La crisi-truffa e la casa-vita
Parabola
Sulla crisi-truffa e sulla casa
Tante famiglie, per acquistare la casa - che è un bene primario assoluto, che deve essere fuori mercato, come la vita, perché la casa è corpo e cura - si sono rivolte a banche astute come serpenti (dal massimo dirigente fino ai 200.000 operatori finanziari reclutati, tra cui 3.000 pregiudicati per reati finanziari), tutte collegate nell'operazione.

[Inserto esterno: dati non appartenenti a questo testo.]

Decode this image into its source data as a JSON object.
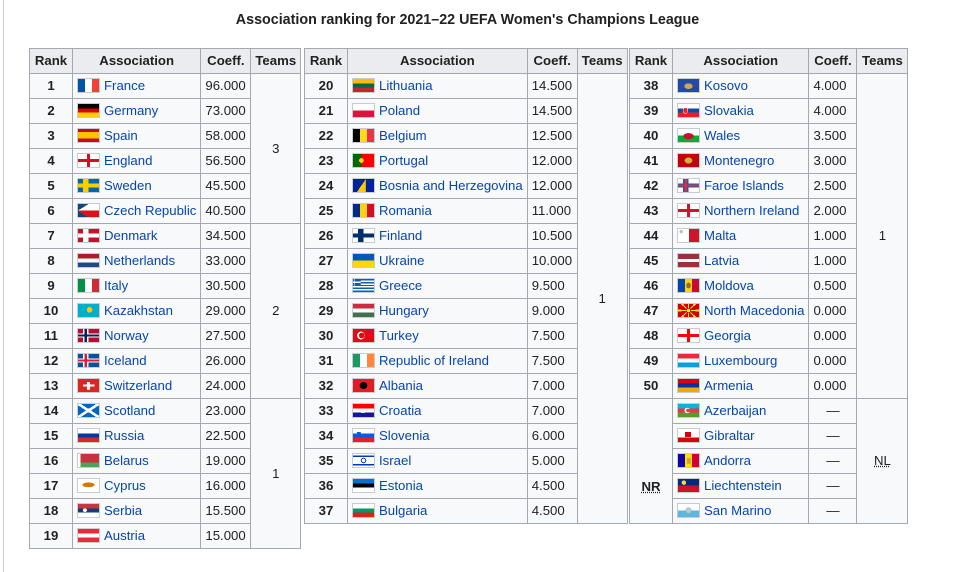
{
  "caption": "Association ranking for 2021–22 UEFA Women's Champions League",
  "headers": {
    "rank": "Rank",
    "association": "Association",
    "coeff": "Coeff.",
    "teams": "Teams"
  },
  "tables": [
    {
      "rows": [
        {
          "rank": "1",
          "name": "France",
          "coeff": "96.000",
          "flag": "france-flag-icon"
        },
        {
          "rank": "2",
          "name": "Germany",
          "coeff": "73.000",
          "flag": "germany-flag-icon"
        },
        {
          "rank": "3",
          "name": "Spain",
          "coeff": "58.000",
          "flag": "spain-flag-icon"
        },
        {
          "rank": "4",
          "name": "England",
          "coeff": "56.500",
          "flag": "england-flag-icon"
        },
        {
          "rank": "5",
          "name": "Sweden",
          "coeff": "45.500",
          "flag": "sweden-flag-icon"
        },
        {
          "rank": "6",
          "name": "Czech Republic",
          "coeff": "40.500",
          "flag": "czech-republic-flag-icon"
        },
        {
          "rank": "7",
          "name": "Denmark",
          "coeff": "34.500",
          "flag": "denmark-flag-icon"
        },
        {
          "rank": "8",
          "name": "Netherlands",
          "coeff": "33.000",
          "flag": "netherlands-flag-icon"
        },
        {
          "rank": "9",
          "name": "Italy",
          "coeff": "30.500",
          "flag": "italy-flag-icon"
        },
        {
          "rank": "10",
          "name": "Kazakhstan",
          "coeff": "29.000",
          "flag": "kazakhstan-flag-icon"
        },
        {
          "rank": "11",
          "name": "Norway",
          "coeff": "27.500",
          "flag": "norway-flag-icon"
        },
        {
          "rank": "12",
          "name": "Iceland",
          "coeff": "26.000",
          "flag": "iceland-flag-icon"
        },
        {
          "rank": "13",
          "name": "Switzerland",
          "coeff": "24.000",
          "flag": "switzerland-flag-icon"
        },
        {
          "rank": "14",
          "name": "Scotland",
          "coeff": "23.000",
          "flag": "scotland-flag-icon"
        },
        {
          "rank": "15",
          "name": "Russia",
          "coeff": "22.500",
          "flag": "russia-flag-icon"
        },
        {
          "rank": "16",
          "name": "Belarus",
          "coeff": "19.000",
          "flag": "belarus-flag-icon"
        },
        {
          "rank": "17",
          "name": "Cyprus",
          "coeff": "16.000",
          "flag": "cyprus-flag-icon"
        },
        {
          "rank": "18",
          "name": "Serbia",
          "coeff": "15.500",
          "flag": "serbia-flag-icon"
        },
        {
          "rank": "19",
          "name": "Austria",
          "coeff": "15.000",
          "flag": "austria-flag-icon"
        }
      ],
      "teams": [
        "3",
        "2",
        "1"
      ]
    },
    {
      "rows": [
        {
          "rank": "20",
          "name": "Lithuania",
          "coeff": "14.500",
          "flag": "lithuania-flag-icon"
        },
        {
          "rank": "21",
          "name": "Poland",
          "coeff": "14.500",
          "flag": "poland-flag-icon"
        },
        {
          "rank": "22",
          "name": "Belgium",
          "coeff": "12.500",
          "flag": "belgium-flag-icon"
        },
        {
          "rank": "23",
          "name": "Portugal",
          "coeff": "12.000",
          "flag": "portugal-flag-icon"
        },
        {
          "rank": "24",
          "name": "Bosnia and Herzegovina",
          "coeff": "12.000",
          "flag": "bosnia-flag-icon"
        },
        {
          "rank": "25",
          "name": "Romania",
          "coeff": "11.000",
          "flag": "romania-flag-icon"
        },
        {
          "rank": "26",
          "name": "Finland",
          "coeff": "10.500",
          "flag": "finland-flag-icon"
        },
        {
          "rank": "27",
          "name": "Ukraine",
          "coeff": "10.000",
          "flag": "ukraine-flag-icon"
        },
        {
          "rank": "28",
          "name": "Greece",
          "coeff": "9.500",
          "flag": "greece-flag-icon"
        },
        {
          "rank": "29",
          "name": "Hungary",
          "coeff": "9.000",
          "flag": "hungary-flag-icon"
        },
        {
          "rank": "30",
          "name": "Turkey",
          "coeff": "7.500",
          "flag": "turkey-flag-icon"
        },
        {
          "rank": "31",
          "name": "Republic of Ireland",
          "coeff": "7.500",
          "flag": "ireland-flag-icon"
        },
        {
          "rank": "32",
          "name": "Albania",
          "coeff": "7.000",
          "flag": "albania-flag-icon"
        },
        {
          "rank": "33",
          "name": "Croatia",
          "coeff": "7.000",
          "flag": "croatia-flag-icon"
        },
        {
          "rank": "34",
          "name": "Slovenia",
          "coeff": "6.000",
          "flag": "slovenia-flag-icon"
        },
        {
          "rank": "35",
          "name": "Israel",
          "coeff": "5.000",
          "flag": "israel-flag-icon"
        },
        {
          "rank": "36",
          "name": "Estonia",
          "coeff": "4.500",
          "flag": "estonia-flag-icon"
        },
        {
          "rank": "37",
          "name": "Bulgaria",
          "coeff": "4.500",
          "flag": "bulgaria-flag-icon"
        }
      ],
      "teams": [
        "1"
      ]
    },
    {
      "rows": [
        {
          "rank": "38",
          "name": "Kosovo",
          "coeff": "4.000",
          "flag": "kosovo-flag-icon"
        },
        {
          "rank": "39",
          "name": "Slovakia",
          "coeff": "4.000",
          "flag": "slovakia-flag-icon"
        },
        {
          "rank": "40",
          "name": "Wales",
          "coeff": "3.500",
          "flag": "wales-flag-icon"
        },
        {
          "rank": "41",
          "name": "Montenegro",
          "coeff": "3.000",
          "flag": "montenegro-flag-icon"
        },
        {
          "rank": "42",
          "name": "Faroe Islands",
          "coeff": "2.500",
          "flag": "faroe-islands-flag-icon"
        },
        {
          "rank": "43",
          "name": "Northern Ireland",
          "coeff": "2.000",
          "flag": "northern-ireland-flag-icon"
        },
        {
          "rank": "44",
          "name": "Malta",
          "coeff": "1.000",
          "flag": "malta-flag-icon"
        },
        {
          "rank": "45",
          "name": "Latvia",
          "coeff": "1.000",
          "flag": "latvia-flag-icon"
        },
        {
          "rank": "46",
          "name": "Moldova",
          "coeff": "0.500",
          "flag": "moldova-flag-icon"
        },
        {
          "rank": "47",
          "name": "North Macedonia",
          "coeff": "0.000",
          "flag": "north-macedonia-flag-icon"
        },
        {
          "rank": "48",
          "name": "Georgia",
          "coeff": "0.000",
          "flag": "georgia-flag-icon"
        },
        {
          "rank": "49",
          "name": "Luxembourg",
          "coeff": "0.000",
          "flag": "luxembourg-flag-icon"
        },
        {
          "rank": "50",
          "name": "Armenia",
          "coeff": "0.000",
          "flag": "armenia-flag-icon"
        },
        {
          "rank": "NR",
          "name": "Azerbaijan",
          "coeff": "—",
          "flag": "azerbaijan-flag-icon"
        },
        {
          "rank": "NR",
          "name": "Gibraltar",
          "coeff": "—",
          "flag": "gibraltar-flag-icon"
        },
        {
          "rank": "NR",
          "name": "Andorra",
          "coeff": "—",
          "flag": "andorra-flag-icon"
        },
        {
          "rank": "NR",
          "name": "Liechtenstein",
          "coeff": "—",
          "flag": "liechtenstein-flag-icon"
        },
        {
          "rank": "NR",
          "name": "San Marino",
          "coeff": "—",
          "flag": "san-marino-flag-icon"
        }
      ],
      "teams": [
        "1",
        "NL"
      ],
      "nr_label": "NR"
    }
  ]
}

"La tua casa costa 80, noi ti diamo 100 che ci restituirai con gli interessi, tanto la tua casa un bel giorno varrà 150 o 200". Le banche sapevano che i poveri sognatori imbambolati a milioni nel mito della crescita infinita, non avrebbero potuto pagare ed esse si sarebbero presa la casa. Ma quelli firmano, cominciano a pagare più del valore della casa, non ci riescono più, intanto la casa perde valore (bolla edilizia), la banca semplicemente li sfratta: 2,3 milioni di famiglie in Usa, 400.000 famiglie in Spagna, o per strada o accatastate presso parenti buoni.
Le banche (tutte imparentate tra loro da stretti legami) hanno esagerato nel gioco, sono nei guai anche loro. Ma "sono troppo grandi per fallire"; gli stati le salvano con robuste iniezioni di denaro, pagato da tutti (cioè da chi ne ha più bisogno; compresi gli sfrattati), con la riduzione dei servizi ("abbasso lo stato sociale conservatore! viva la libertà di speculare!").

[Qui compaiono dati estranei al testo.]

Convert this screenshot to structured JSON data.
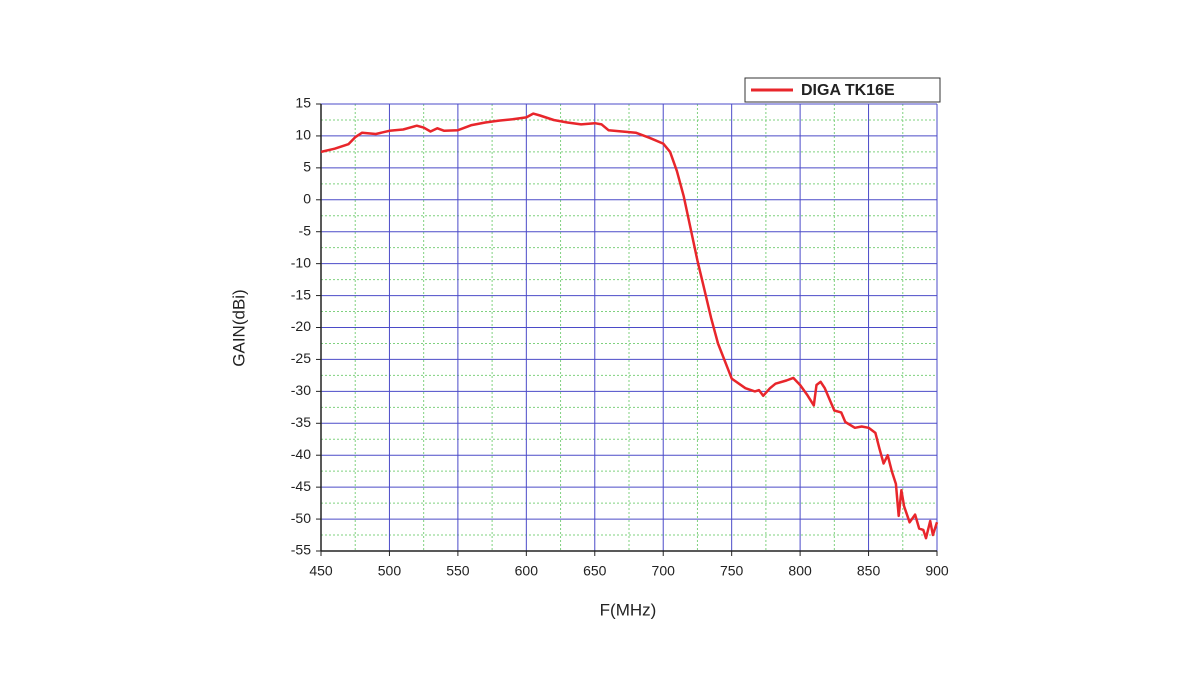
{
  "chart_data": {
    "type": "line",
    "x_label": "F(MHz)",
    "y_label": "GAIN(dBi)",
    "xlim": [
      450,
      900
    ],
    "ylim": [
      -55,
      15
    ],
    "xticks": [
      450,
      500,
      550,
      600,
      650,
      700,
      750,
      800,
      850,
      900
    ],
    "yticks": [
      -55,
      -50,
      -45,
      -40,
      -35,
      -30,
      -25,
      -20,
      -15,
      -10,
      -5,
      0,
      5,
      10,
      15
    ],
    "grid": true,
    "legend": "top-right",
    "x": [
      450,
      460,
      470,
      475,
      480,
      490,
      500,
      510,
      520,
      525,
      530,
      535,
      540,
      550,
      560,
      570,
      580,
      590,
      600,
      605,
      610,
      620,
      630,
      640,
      650,
      655,
      660,
      670,
      680,
      690,
      700,
      705,
      710,
      715,
      720,
      725,
      730,
      735,
      740,
      750,
      760,
      767,
      770,
      773,
      778,
      782,
      790,
      795,
      800,
      805,
      810,
      812,
      815,
      818,
      822,
      825,
      830,
      833,
      840,
      845,
      850,
      855,
      858,
      861,
      864,
      867,
      870,
      872,
      874,
      876,
      880,
      884,
      887,
      890,
      892,
      895,
      897,
      900
    ],
    "series": [
      {
        "name": "DIGA TK16E",
        "color": "#e8262b",
        "values": [
          7.5,
          8,
          8.7,
          9.8,
          10.5,
          10.3,
          10.8,
          11,
          11.6,
          11.3,
          10.7,
          11.2,
          10.8,
          10.9,
          11.7,
          12.1,
          12.4,
          12.6,
          12.9,
          13.5,
          13.2,
          12.5,
          12.1,
          11.8,
          12,
          11.8,
          10.9,
          10.7,
          10.5,
          9.7,
          8.8,
          7.5,
          4.5,
          0.5,
          -4.5,
          -9.5,
          -14,
          -18.5,
          -22.5,
          -28,
          -29.5,
          -30,
          -29.8,
          -30.7,
          -29.5,
          -28.8,
          -28.3,
          -27.9,
          -29,
          -30.5,
          -32.2,
          -29,
          -28.5,
          -29.5,
          -31.5,
          -33,
          -33.3,
          -34.8,
          -35.7,
          -35.5,
          -35.7,
          -36.5,
          -39,
          -41.3,
          -40,
          -42.5,
          -44.5,
          -49.5,
          -45.5,
          -48,
          -50.5,
          -49.3,
          -51.5,
          -51.7,
          -53,
          -50.3,
          -52.5,
          -50.5
        ]
      }
    ]
  }
}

Il fatto è che la casa (all'origine, mi spiegano, di tutta la crisi-supertruffa) è un diritto umano, che deve arrivare, come la vita (in linea di diritto), ad essere non commerciabile. Non si può comprare e vendere schiavi. Così non si può far soldi sul bisogno di casa. La dobbiamo assicurare e pagare tutti a tutti, come l'esercito (più dannoso che utile), come l'acqua e l'elettricità, in proporzione alle possibilità e ai bisogni. Commerciare il tetto della tua vita è come sequestrare i vestiti e rivenderli ai nudi al prezzo che voglio io. Barbarie pura.
Questo lo scrivevamo noi su il foglio, mensile di Torino (www.ilfoglio.info), quando pensare alla giustizia era una cosa ammessa anche da qualcuno dei benpensanti. Io lo penso ancora.
Mi occupo di quel che si pensa prima di quel che si fa, perché questo consegue.